Project-MONAI / MONAI

AI Toolkit for Healthcare Imaging
https://monai.io/
Apache License 2.0
5.81k stars 1.07k forks source link

ShuffleBuffer not returning all patches #7986

Open CH4LLENG3R opened 3 months ago

CH4LLENG3R commented 3 months ago

Describe the bug While following the tutorial https://github.com/Project-MONAI/tutorials/blob/main/modules/2d_slices_from_3d_training.ipynb and implementing parts of it to my project especially when it comes to transforming Dataset containing 3D to 2D patches I encountered an issue with ShuffleBuffer.

`def create_dataset_2D_ds(ds, keys: list, trans2d: list) -> monai.data.ShuffleBuffer:

ds = CacheDataset(data=data_dicts, transform=transforms)

patch_func = monai.data.PatchIterd(
    keys=keys, patch_size=(None, None, 1), start_pos=(0, 0, 0)
)

patch_transform = Compose([
        SqueezeDimd(keys=keys, dim=-1)
        ] + trans2d)

patch_ds = monai.data.GridPatchDataset( # -> GridPatchDataset contains 531 entries
    data=ds, patch_iter=patch_func, transform=patch_transform, with_coordinates=False
)
sb = monai.data.ShuffleBuffer(patch_ds, buffer_size=200, seed=42, epochs=1) # -> ShuffleBuffer returning only 133 of them
return patch_ds`

The problem is described above in the comments, I know that the GridPatchDataset contains 531 entries, but using ShuffleBuffer in DataLoader will result in 133.

Expected behavior Being able to Iterate with ShuffleBuffer through entire GridPatchDataset

DylanHsu commented 2 months ago

I am having the same issue.

DylanHsu commented 2 months ago

@CH4LLENG3R I believe I discovered the source of the problem, or at least a workaround, in my setup.

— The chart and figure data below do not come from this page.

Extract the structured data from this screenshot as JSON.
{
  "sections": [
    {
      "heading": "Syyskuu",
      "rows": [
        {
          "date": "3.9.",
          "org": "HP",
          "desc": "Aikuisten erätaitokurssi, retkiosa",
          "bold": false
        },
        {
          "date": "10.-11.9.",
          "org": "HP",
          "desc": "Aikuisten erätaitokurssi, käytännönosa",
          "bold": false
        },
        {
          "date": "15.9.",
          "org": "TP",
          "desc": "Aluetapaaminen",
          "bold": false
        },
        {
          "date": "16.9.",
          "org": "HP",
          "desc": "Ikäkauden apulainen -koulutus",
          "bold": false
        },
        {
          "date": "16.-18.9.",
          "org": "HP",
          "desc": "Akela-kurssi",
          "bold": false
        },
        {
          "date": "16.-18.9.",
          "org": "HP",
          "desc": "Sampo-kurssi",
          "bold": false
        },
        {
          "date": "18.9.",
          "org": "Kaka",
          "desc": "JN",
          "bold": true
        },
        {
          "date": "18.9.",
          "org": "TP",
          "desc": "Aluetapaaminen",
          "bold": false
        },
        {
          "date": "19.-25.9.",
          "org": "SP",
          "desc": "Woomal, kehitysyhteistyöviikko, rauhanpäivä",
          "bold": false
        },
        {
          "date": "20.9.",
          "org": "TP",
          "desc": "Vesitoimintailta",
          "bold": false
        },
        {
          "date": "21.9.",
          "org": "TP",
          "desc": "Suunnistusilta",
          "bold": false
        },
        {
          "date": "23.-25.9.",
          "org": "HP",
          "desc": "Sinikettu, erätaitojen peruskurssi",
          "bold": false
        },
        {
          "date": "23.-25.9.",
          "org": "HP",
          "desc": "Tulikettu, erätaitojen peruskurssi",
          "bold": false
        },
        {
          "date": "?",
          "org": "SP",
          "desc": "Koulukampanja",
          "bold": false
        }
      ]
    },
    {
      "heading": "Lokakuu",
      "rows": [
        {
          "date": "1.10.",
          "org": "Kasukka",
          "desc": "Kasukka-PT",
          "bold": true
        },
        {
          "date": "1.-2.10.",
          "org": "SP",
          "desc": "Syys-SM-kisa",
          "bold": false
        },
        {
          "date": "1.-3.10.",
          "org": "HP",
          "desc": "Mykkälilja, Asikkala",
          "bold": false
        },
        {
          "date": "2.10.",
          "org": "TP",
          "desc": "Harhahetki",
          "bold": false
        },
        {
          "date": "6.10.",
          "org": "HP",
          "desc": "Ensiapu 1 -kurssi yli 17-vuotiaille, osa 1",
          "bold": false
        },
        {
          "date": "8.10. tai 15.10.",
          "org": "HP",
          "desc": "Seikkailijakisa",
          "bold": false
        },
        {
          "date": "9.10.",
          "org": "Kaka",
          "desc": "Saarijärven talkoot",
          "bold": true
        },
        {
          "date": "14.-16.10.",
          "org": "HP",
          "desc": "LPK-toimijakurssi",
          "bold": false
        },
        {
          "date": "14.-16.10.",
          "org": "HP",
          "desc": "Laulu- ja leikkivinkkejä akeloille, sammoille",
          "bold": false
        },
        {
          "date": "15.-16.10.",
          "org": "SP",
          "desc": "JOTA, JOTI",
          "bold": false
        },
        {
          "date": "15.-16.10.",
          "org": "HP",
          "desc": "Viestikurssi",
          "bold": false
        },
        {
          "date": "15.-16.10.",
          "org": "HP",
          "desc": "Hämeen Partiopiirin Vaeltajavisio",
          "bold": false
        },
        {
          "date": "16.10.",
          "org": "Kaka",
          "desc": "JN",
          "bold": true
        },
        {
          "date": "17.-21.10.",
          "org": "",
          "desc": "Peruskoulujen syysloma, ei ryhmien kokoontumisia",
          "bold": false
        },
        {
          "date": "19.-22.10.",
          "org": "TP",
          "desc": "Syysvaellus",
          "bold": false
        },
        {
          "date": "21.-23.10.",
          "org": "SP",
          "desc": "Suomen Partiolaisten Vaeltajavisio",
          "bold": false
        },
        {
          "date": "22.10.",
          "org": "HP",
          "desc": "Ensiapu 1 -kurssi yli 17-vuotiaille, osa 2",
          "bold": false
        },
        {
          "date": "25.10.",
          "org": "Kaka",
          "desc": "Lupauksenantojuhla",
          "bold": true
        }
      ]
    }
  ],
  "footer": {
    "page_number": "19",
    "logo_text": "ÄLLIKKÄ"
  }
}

I was passing the ShuffleBuffer to a DataLoader with num_workers=4 set. Based on your ratio of expected vs. resulting images (about 25%), I am guessing you were also using 4 workers, and they are all fighting for shuffled slices (or something). Using num_workers=1 in the downstream DataLoader gives me the correct number of shuffled images.

CH4LLENG3R commented 2 months ago

Thank you @DylanHsu, your solution works!